In my column, Wanted: Better House-Price Indexes, I questioned the data in a June 15 press release from the Canadian Real Estate Association (CREA). It announced a 16.4% jump in house prices over the five months ending May 30, to a record-level average price of $319,757. I said this seemed quite incongruous with the unemployment rate rising to an 11-year high of 8.4% in May and two other indexes of housing prices showing ongoing declines. CREA’s indexes based on average prices were seriously flawed and should be replaced by less distorted measures, I argued.

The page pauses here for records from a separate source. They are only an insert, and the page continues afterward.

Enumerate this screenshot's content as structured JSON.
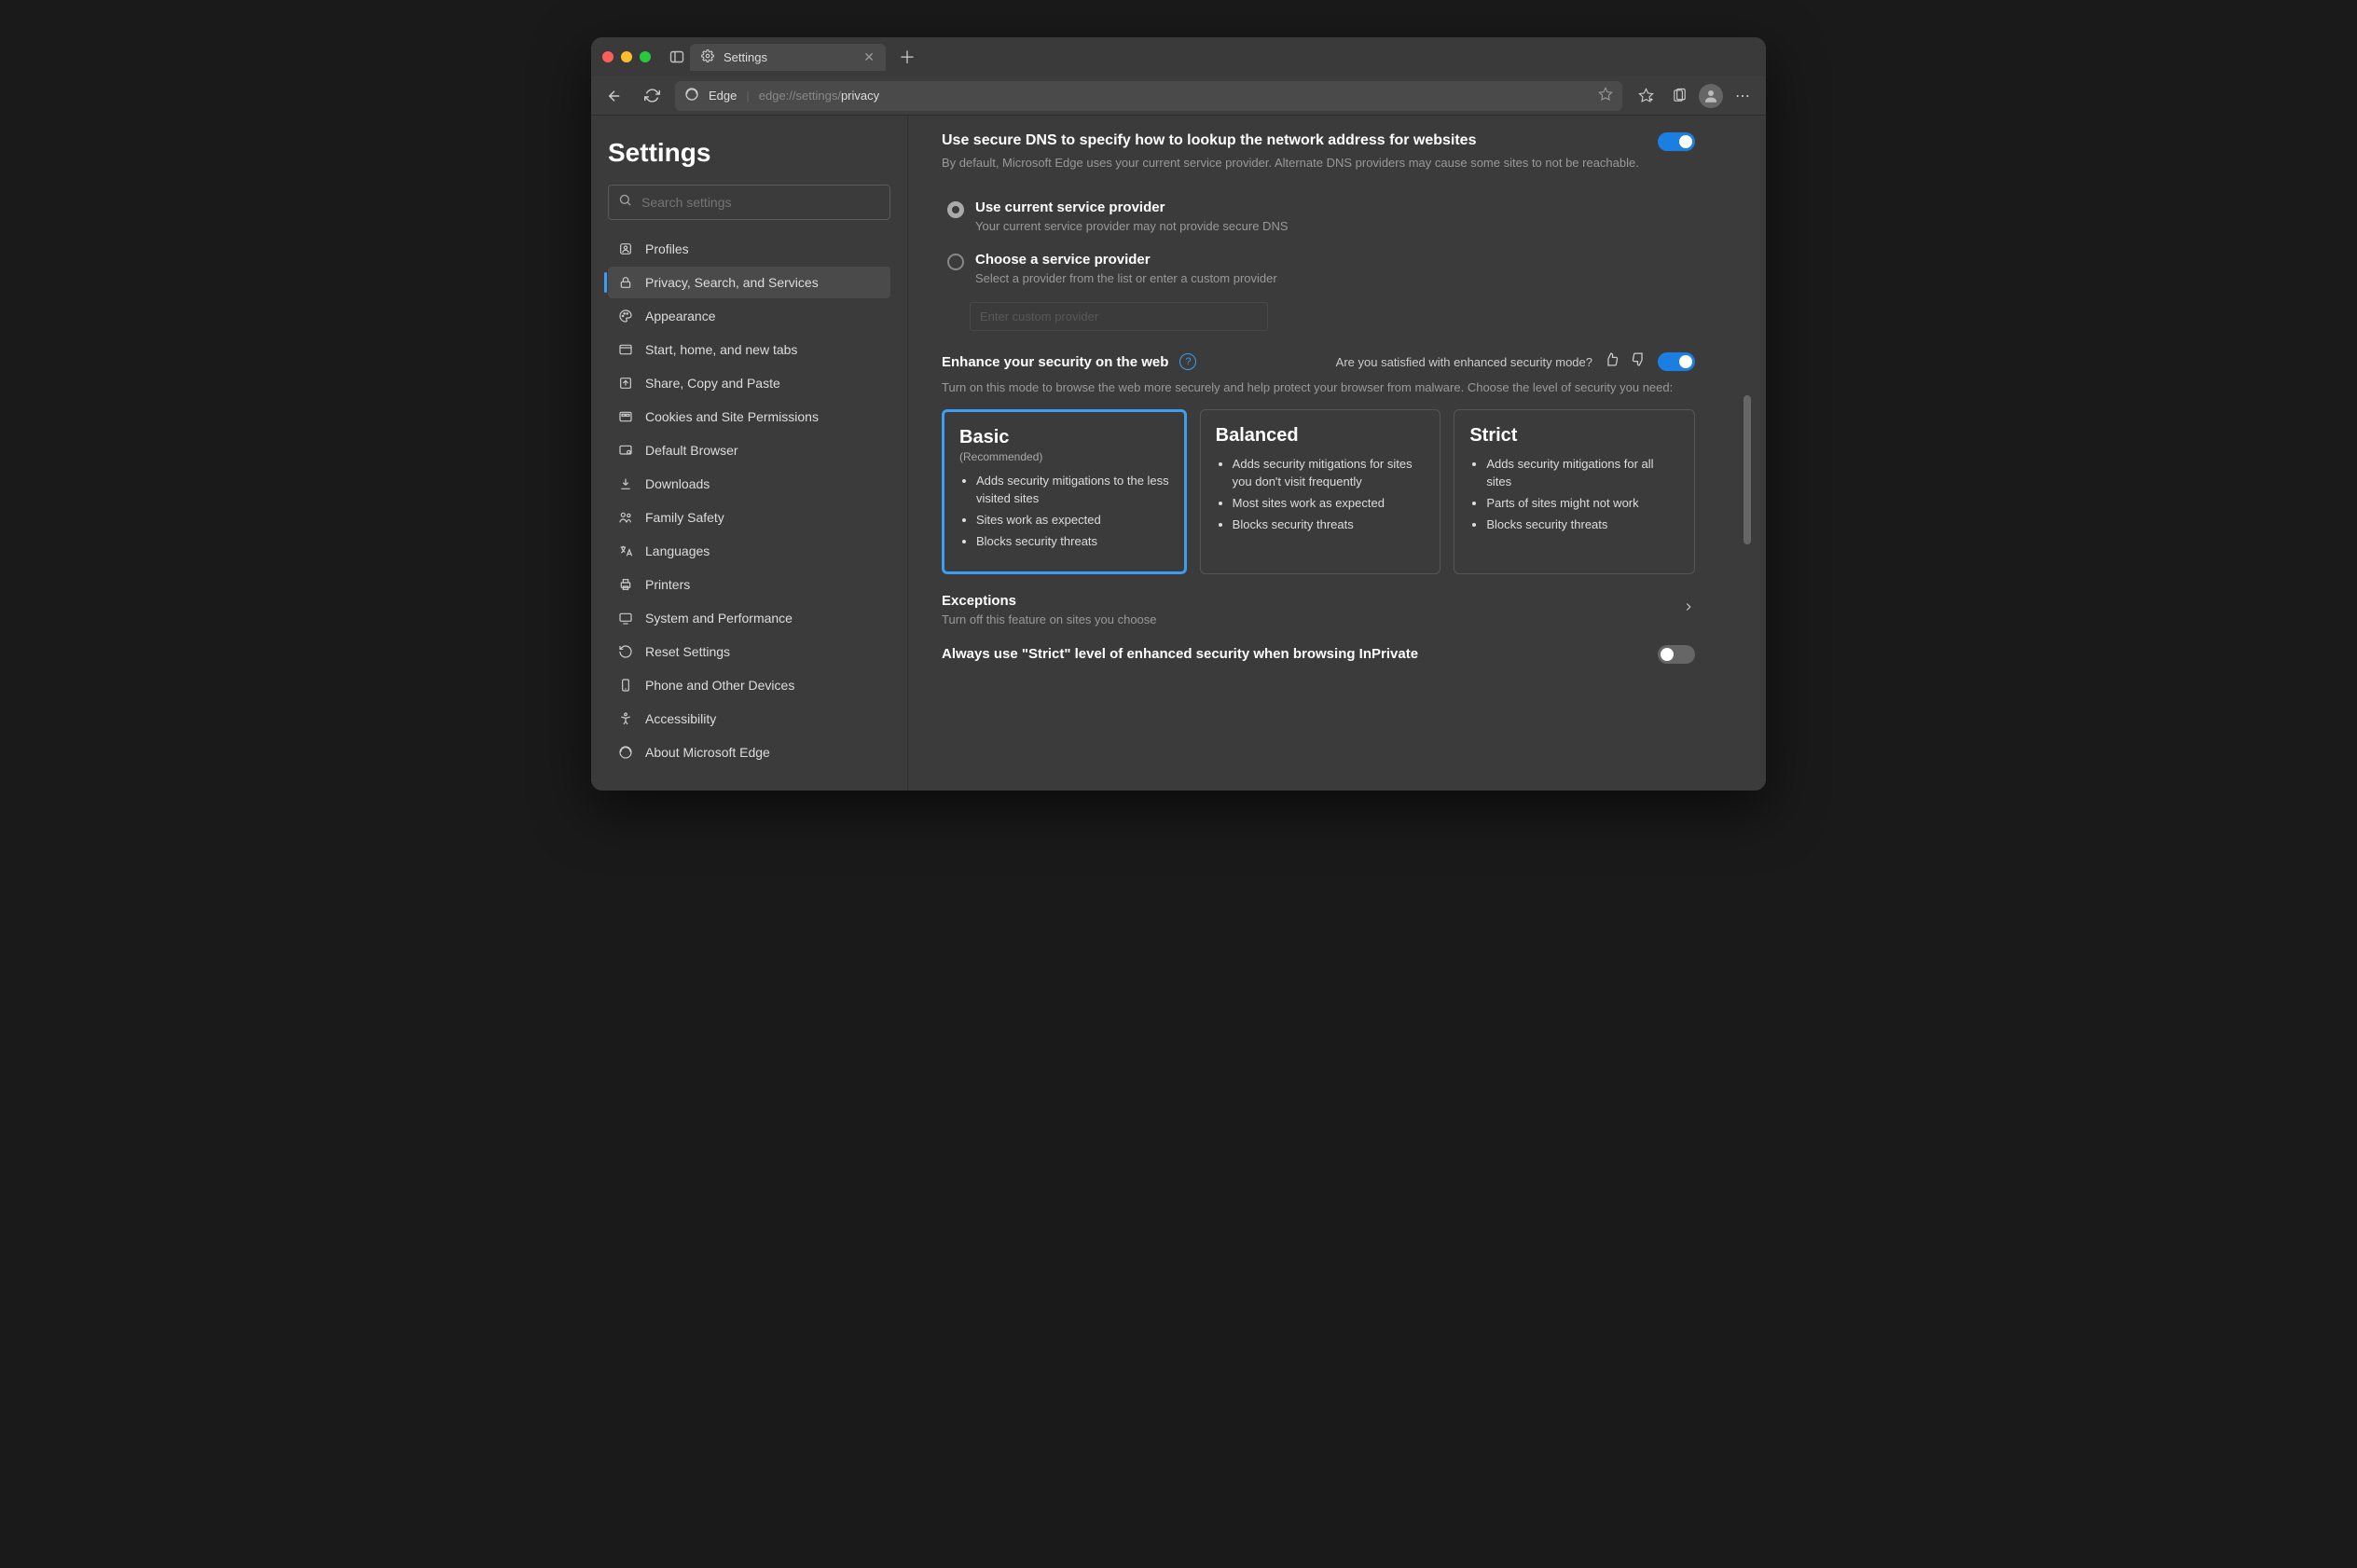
{
  "tab": {
    "title": "Settings"
  },
  "address": {
    "brand": "Edge",
    "url_dim": "edge://settings/",
    "url_bright": "privacy"
  },
  "sidebar": {
    "heading": "Settings",
    "search_placeholder": "Search settings",
    "items": [
      {
        "label": "Profiles"
      },
      {
        "label": "Privacy, Search, and Services"
      },
      {
        "label": "Appearance"
      },
      {
        "label": "Start, home, and new tabs"
      },
      {
        "label": "Share, Copy and Paste"
      },
      {
        "label": "Cookies and Site Permissions"
      },
      {
        "label": "Default Browser"
      },
      {
        "label": "Downloads"
      },
      {
        "label": "Family Safety"
      },
      {
        "label": "Languages"
      },
      {
        "label": "Printers"
      },
      {
        "label": "System and Performance"
      },
      {
        "label": "Reset Settings"
      },
      {
        "label": "Phone and Other Devices"
      },
      {
        "label": "Accessibility"
      },
      {
        "label": "About Microsoft Edge"
      }
    ]
  },
  "dns": {
    "title": "Use secure DNS to specify how to lookup the network address for websites",
    "desc": "By default, Microsoft Edge uses your current service provider. Alternate DNS providers may cause some sites to not be reachable.",
    "option1_title": "Use current service provider",
    "option1_sub": "Your current service provider may not provide secure DNS",
    "option2_title": "Choose a service provider",
    "option2_sub": "Select a provider from the list or enter a custom provider",
    "provider_placeholder": "Enter custom provider"
  },
  "enhance": {
    "title": "Enhance your security on the web",
    "feedback_q": "Are you satisfied with enhanced security mode?",
    "desc": "Turn on this mode to browse the web more securely and help protect your browser from malware. Choose the level of security you need:",
    "cards": [
      {
        "name": "Basic",
        "rec": "(Recommended)",
        "bullets": [
          "Adds security mitigations to the less visited sites",
          "Sites work as expected",
          "Blocks security threats"
        ]
      },
      {
        "name": "Balanced",
        "bullets": [
          "Adds security mitigations for sites you don't visit frequently",
          "Most sites work as expected",
          "Blocks security threats"
        ]
      },
      {
        "name": "Strict",
        "bullets": [
          "Adds security mitigations for all sites",
          "Parts of sites might not work",
          "Blocks security threats"
        ]
      }
    ]
  },
  "exceptions": {
    "title": "Exceptions",
    "sub": "Turn off this feature on sites you choose"
  },
  "inprivate": {
    "title": "Always use \"Strict\" level of enhanced security when browsing InPrivate"
  }
}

A reader asked: Is this just a case of CREA trying to shine things up so agents might see a pick up in business? I wondered the same thing as I wrote the piece. I cant really say for sure, but I can see how dramatic increases in prices might play to the interests of the real estate industry. Namely, those persons who were holding off buyinghave a flashing green light to now venture out and do the rounds with real estate agents. Indeed, the magnitude of the reported price increases could potentially generate a buying panic of sorts as prospective buyers feel the pressure to buy before prices go up too much more and/or they miss out on the price gains from owning a home.
In December, we had the opposite situation. CREA indexes appeared to be substantially overstating the decline in prices. The appearance of steep declines could also dovetail with industry interests. As I conjectured back then, it could erode the optimism of owners with houses listed for sale, leading them to cut their asking prices rather than let their properties sit longer on the market in hopes of getting the offer they had hoped for. The end result would be a pick-up in sales.
Flat to moderately trending markets lull buyers and sellers into inaction.Extreme price changes arouse emotions get people off their duffs. Could this be a reason why CREA continues to headline a flawed indicator? Its tendency to overstate price change at turning points can be a tool for altering the buying and selling psychology of the housing market.